Peter Thiel, cofondatore di PayPal e finanziatore di alcune delle più importanti startup della Silicon Valley, tra cui Facebook, SpaceX e LinkedIn, nel libro del 2014 “Da zero a uno. I segreti delle startup, ovvero come si costruisce il futuro” ha spiegato questa tendenza: il capitalismo è alimentato dai monopoli ed è ostacolato dalla concorrenza. Solo l’accumulazione dei capitali permette di portare avanti i grandi investimenti che, ha detto, fanno crescere il tasso di innovazione. Un’idea che si esprime appieno in quella che Pedemonte ha definito “la cultura indipendente della Silicon Valley”, dove individui che vivono in una bolla di ricchezza e potere sono tanto convinti della propria capacità di trasformare il mondo, che ritengono di poter cambiare l’essenza stessa della specie umana.

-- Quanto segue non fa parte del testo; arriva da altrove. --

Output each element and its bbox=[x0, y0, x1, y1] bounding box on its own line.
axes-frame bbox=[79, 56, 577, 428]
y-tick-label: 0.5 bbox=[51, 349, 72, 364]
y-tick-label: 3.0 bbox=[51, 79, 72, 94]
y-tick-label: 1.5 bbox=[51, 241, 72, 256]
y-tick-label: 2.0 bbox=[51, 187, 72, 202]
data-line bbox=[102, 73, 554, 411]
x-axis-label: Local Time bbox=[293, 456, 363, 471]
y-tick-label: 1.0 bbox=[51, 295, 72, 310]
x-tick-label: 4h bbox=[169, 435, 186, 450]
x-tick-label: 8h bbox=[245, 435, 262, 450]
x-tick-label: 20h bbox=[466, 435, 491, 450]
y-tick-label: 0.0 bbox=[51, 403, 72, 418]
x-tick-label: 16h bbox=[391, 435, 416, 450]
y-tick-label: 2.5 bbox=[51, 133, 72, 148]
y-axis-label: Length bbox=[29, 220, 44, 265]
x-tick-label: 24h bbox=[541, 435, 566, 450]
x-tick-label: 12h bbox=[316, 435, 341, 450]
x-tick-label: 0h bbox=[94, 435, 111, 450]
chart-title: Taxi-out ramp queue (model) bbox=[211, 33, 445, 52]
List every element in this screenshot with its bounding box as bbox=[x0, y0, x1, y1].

Marc Andreessen, uno dei grandi intellettuali della Silicon Valley, nel saggio “Perché l’IA salverà il mondo” , del giugno 2023,  ha scritto: “Ogni bambino avrà un tutor basato sull’intelligenza artificiale infinitamente paziente, infinitamente comprensivo, infinitamente ben informato, infinitamente utile. Quel tutor sarà al fianco di ogni bambino in ogni fase del suo sviluppo, aiutandolo a massimizzare il suo potenziale con la versione meccanica dell’amore infinito”. Una visione che, nel pronosticare la fine dell’umana e imperfetta trasmissione della conoscenza che ha permesso lo sviluppo della civiltà, promette una perfetta e asettica privazione della libertà.